Scoliosis often begins in childhood and continues throughout life. This condition causes curvature of your spine. The curve might be so mild that your condition is not diagnosed until the curvature gets worse later in life. You can also develop this condition as an adult due to spine degeneration. If your doctor has diagnosed you with scoliosis, you're probably wondering what type of treatments you'll need. Here are some possible options for scoliosis treatments as an adult.
Braces For Temporary Pain Relief
A curvature in the spine can cause back pain. If you're having episodes of intense pain, your doctor might recommend wearing a brace for short periods to support your back. Braces are used to correct spinal curvatures in children since their spines are still growing. However, a brace won't help the curvature of an adult spine, and it could make your back muscles weak, so don't wear a brace longer than your doctor recommends.

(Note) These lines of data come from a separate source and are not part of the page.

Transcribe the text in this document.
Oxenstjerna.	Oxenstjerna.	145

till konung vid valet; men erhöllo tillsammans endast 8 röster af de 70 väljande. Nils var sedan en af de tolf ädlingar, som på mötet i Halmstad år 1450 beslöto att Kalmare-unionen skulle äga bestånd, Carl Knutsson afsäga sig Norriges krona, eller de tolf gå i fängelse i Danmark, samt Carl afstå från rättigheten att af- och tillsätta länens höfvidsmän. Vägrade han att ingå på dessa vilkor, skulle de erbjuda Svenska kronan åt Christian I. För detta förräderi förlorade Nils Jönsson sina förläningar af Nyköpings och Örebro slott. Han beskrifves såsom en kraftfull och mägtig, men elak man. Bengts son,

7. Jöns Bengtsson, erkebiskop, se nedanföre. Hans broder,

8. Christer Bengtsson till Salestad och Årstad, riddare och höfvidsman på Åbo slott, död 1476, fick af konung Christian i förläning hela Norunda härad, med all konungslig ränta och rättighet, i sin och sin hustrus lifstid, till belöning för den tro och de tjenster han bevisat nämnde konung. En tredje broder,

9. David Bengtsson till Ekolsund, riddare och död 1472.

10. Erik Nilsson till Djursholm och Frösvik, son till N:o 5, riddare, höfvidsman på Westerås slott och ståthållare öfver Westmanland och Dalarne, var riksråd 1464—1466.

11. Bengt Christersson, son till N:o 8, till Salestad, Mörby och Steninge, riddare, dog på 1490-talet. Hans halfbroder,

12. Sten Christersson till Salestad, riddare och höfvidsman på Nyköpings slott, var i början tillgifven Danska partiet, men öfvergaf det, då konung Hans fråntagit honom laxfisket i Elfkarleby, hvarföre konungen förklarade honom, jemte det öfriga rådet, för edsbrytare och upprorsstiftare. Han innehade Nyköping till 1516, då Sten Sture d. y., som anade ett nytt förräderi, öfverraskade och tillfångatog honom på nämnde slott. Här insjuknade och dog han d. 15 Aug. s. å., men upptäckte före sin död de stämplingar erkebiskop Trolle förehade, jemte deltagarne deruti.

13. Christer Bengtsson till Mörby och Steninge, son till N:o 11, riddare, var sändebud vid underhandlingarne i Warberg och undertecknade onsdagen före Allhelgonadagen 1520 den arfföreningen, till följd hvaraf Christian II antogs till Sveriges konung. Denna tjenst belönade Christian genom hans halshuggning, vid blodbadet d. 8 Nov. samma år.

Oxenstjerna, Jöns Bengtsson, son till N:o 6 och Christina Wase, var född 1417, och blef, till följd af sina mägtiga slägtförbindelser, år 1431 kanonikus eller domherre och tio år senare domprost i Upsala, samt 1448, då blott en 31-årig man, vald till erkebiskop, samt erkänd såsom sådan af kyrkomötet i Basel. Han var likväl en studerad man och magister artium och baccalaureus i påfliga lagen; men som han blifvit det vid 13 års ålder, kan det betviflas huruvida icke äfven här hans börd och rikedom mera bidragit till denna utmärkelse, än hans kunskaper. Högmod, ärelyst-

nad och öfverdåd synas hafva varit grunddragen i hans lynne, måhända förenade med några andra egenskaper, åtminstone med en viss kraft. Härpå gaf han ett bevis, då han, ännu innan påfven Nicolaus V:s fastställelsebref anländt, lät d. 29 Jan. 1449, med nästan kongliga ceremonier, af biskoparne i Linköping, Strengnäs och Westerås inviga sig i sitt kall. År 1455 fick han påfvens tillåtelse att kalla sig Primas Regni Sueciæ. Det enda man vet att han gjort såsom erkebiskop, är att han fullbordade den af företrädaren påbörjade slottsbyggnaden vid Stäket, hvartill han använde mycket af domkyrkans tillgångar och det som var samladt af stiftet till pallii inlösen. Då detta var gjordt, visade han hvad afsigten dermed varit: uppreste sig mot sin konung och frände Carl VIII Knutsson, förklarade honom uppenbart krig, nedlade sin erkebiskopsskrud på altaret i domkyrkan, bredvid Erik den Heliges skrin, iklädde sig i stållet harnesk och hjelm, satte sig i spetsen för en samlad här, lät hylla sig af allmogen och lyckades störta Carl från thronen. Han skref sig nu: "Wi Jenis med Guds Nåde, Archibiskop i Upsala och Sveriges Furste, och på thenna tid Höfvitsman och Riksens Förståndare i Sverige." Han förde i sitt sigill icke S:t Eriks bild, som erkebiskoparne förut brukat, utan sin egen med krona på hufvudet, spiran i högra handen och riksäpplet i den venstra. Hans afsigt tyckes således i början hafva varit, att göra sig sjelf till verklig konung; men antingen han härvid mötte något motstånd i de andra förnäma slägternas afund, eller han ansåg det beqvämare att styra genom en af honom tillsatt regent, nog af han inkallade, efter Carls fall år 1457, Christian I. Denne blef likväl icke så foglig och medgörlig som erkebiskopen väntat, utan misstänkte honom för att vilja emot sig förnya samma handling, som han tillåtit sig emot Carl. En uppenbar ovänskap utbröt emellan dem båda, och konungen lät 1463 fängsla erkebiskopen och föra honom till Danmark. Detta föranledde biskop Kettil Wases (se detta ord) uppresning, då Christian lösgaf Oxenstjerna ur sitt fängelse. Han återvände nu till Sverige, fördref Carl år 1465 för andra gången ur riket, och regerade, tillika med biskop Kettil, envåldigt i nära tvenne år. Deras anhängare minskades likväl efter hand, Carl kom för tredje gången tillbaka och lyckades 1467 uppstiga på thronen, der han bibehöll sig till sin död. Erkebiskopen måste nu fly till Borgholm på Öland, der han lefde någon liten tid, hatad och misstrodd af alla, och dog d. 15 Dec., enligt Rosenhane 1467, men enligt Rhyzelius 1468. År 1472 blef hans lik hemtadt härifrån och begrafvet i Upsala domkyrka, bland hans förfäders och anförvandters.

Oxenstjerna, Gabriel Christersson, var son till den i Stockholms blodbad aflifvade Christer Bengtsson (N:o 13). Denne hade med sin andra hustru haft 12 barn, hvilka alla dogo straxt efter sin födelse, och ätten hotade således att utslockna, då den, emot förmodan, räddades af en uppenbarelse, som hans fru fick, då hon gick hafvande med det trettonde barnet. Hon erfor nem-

Medications To Help With Pain
You might need to take over-the-counter pain medications regularly to help control your pain. In addition, your doctor might give you injections in your back to relieve pain for the short term. Pain is one of the more challenging parts of living with scoliosis. Since your spine curvature will probably get worse over time and not better, you may need help from a pain clinic for ways to deal with your pain.
Your scoliosis doctor can advise you on lifestyle changes that could help with your pain. For instance, wearing supportive shoes could help your back and hips to have better alignment and reduce hip and leg pain. You might also need to lose weight, avoid certain sports, avoid heavy lifting, and avoid activities that put pressure on your spine.

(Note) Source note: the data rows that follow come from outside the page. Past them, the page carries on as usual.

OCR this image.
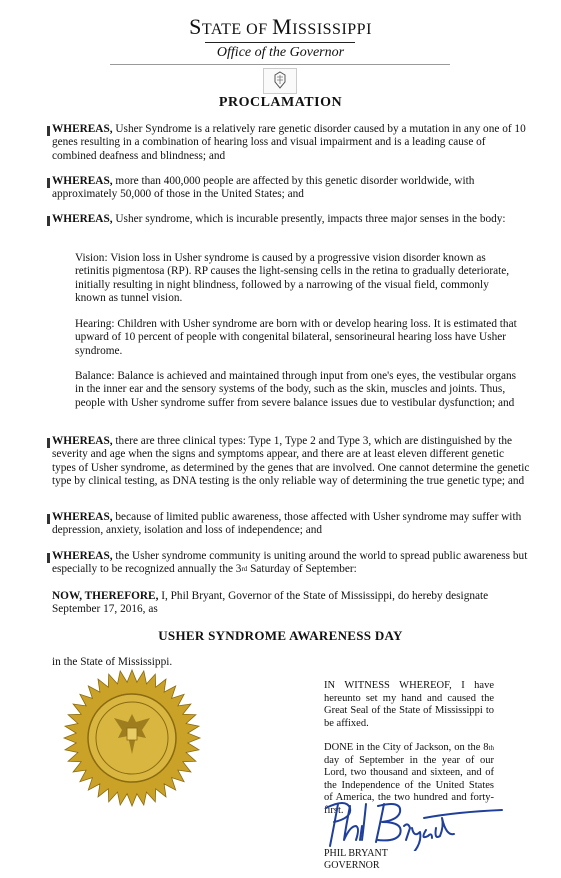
STATE OF MISSISSIPPI
Office of the Governor
PROCLAMATION
WHEREAS, Usher Syndrome is a relatively rare genetic disorder caused by a mutation in any one of 10 genes resulting in a combination of hearing loss and visual impairment and is a leading cause of combined deafness and blindness; and
WHEREAS, more than 400,000 people are affected by this genetic disorder worldwide, with approximately 50,000 of those in the United States; and
WHEREAS, Usher syndrome, which is incurable presently, impacts three major senses in the body:
Vision: Vision loss in Usher syndrome is caused by a progressive vision disorder known as retinitis pigmentosa (RP). RP causes the light-sensing cells in the retina to gradually deteriorate, initially resulting in night blindness, followed by a narrowing of the visual field, commonly known as tunnel vision.
Hearing: Children with Usher syndrome are born with or develop hearing loss. It is estimated that upward of 10 percent of people with congenital bilateral, sensorineural hearing loss have Usher syndrome.
Balance: Balance is achieved and maintained through input from one's eyes, the vestibular organs in the inner ear and the sensory systems of the body, such as the skin, muscles and joints. Thus, people with Usher syndrome suffer from severe balance issues due to vestibular dysfunction; and
WHEREAS, there are three clinical types: Type 1, Type 2 and Type 3, which are distinguished by the severity and age when the signs and symptoms appear, and there are at least eleven different genetic types of Usher syndrome, as determined by the genes that are involved. One cannot determine the genetic type by clinical testing, as DNA testing is the only reliable way of determining the true genetic type; and
WHEREAS, because of limited public awareness, those affected with Usher syndrome may suffer with depression, anxiety, isolation and loss of independence; and
WHEREAS, the Usher syndrome community is uniting around the world to spread public awareness but especially to be recognized annually the 3rd Saturday of September:
NOW, THEREFORE, I, Phil Bryant, Governor of the State of Mississippi, do hereby designate September 17, 2016, as
USHER SYNDROME AWARENESS DAY
in the State of Mississippi.
IN WITNESS WHEREOF, I have hereunto set my hand and caused the Great Seal of the State of Mississippi to be affixed.
DONE in the City of Jackson, on the 8th day of September in the year of our Lord, two thousand and sixteen, and of the Independence of the United States of America, the two hundred and forty-first.
PHIL BRYANT
GOVERNOR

Several types of physical therapies have been devised over the years to help with spinal curvature and pain. Some of these are intended for children with spines still growing and changing. Others, like basic physical therapy, might help you as an adult by making your core muscle stronger so your spine has more support.
However, you need to work with a physical therapist so you do the right exercises and don't make your misaligned back even worse by doing the wrong exercises.

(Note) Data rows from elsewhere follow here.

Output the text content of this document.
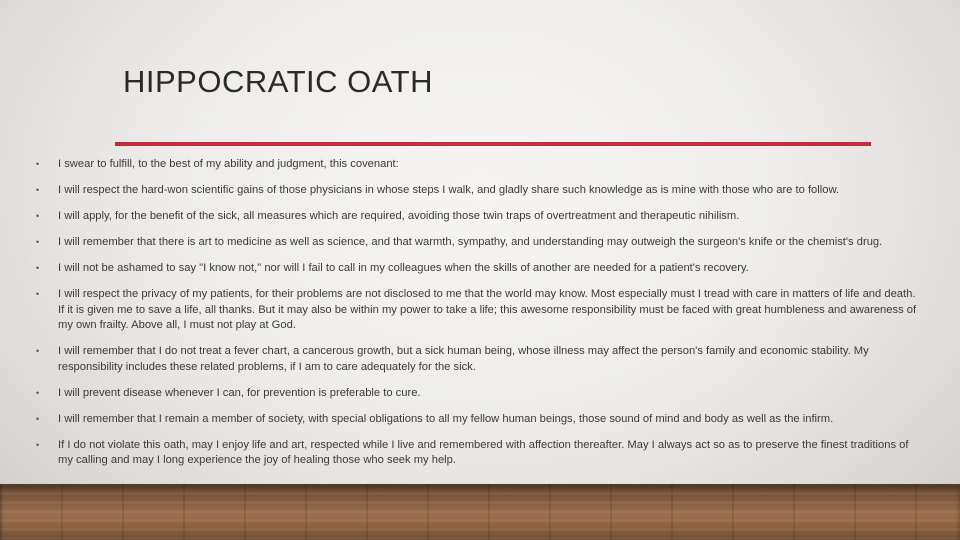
HIPPOCRATIC OATH
• I swear to fulfill, to the best of my ability and judgment, this covenant:
• I will respect the hard-won scientific gains of those physicians in whose steps I walk, and gladly share such knowledge as is mine with those who are to follow.
• I will apply, for the benefit of the sick, all measures which are required, avoiding those twin traps of overtreatment and therapeutic nihilism.
• I will remember that there is art to medicine as well as science, and that warmth, sympathy, and understanding may outweigh the surgeon's knife or the chemist's drug.
• I will not be ashamed to say "I know not," nor will I fail to call in my colleagues when the skills of another are needed for a patient's recovery.
• I will respect the privacy of my patients, for their problems are not disclosed to me that the world may know. Most especially must I tread with care in matters of life and death. If it is given me to save a life, all thanks. But it may also be within my power to take a life; this awesome responsibility must be faced with great humbleness and awareness of my own frailty. Above all, I must not play at God.
• I will remember that I do not treat a fever chart, a cancerous growth, but a sick human being, whose illness may affect the person's family and economic stability. My responsibility includes these related problems, if I am to care adequately for the sick.
• I will prevent disease whenever I can, for prevention is preferable to cure.
• I will remember that I remain a member of society, with special obligations to all my fellow human beings, those sound of mind and body as well as the infirm.
• If I do not violate this oath, may I enjoy life and art, respected while I live and remembered with affection thereafter. May I always act so as to preserve the finest traditions of my calling and may I long experience the joy of healing those who seek my help.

Monitoring your condition is an important part of adult scoliosis care. By knowing how fast your condition is progressing, your doctor can choose the most appropriate treatments. The only treatment you may need is physical therapy if your condition is mild. If you start to have severe back, hip, or leg pain, your doctor might recommend surgery.
Surgery for scoliosis might involve decompressing the spine to relieve pressure on a nerve, fusing bones to strengthen and support the spine, and removing some bone to realign your spine.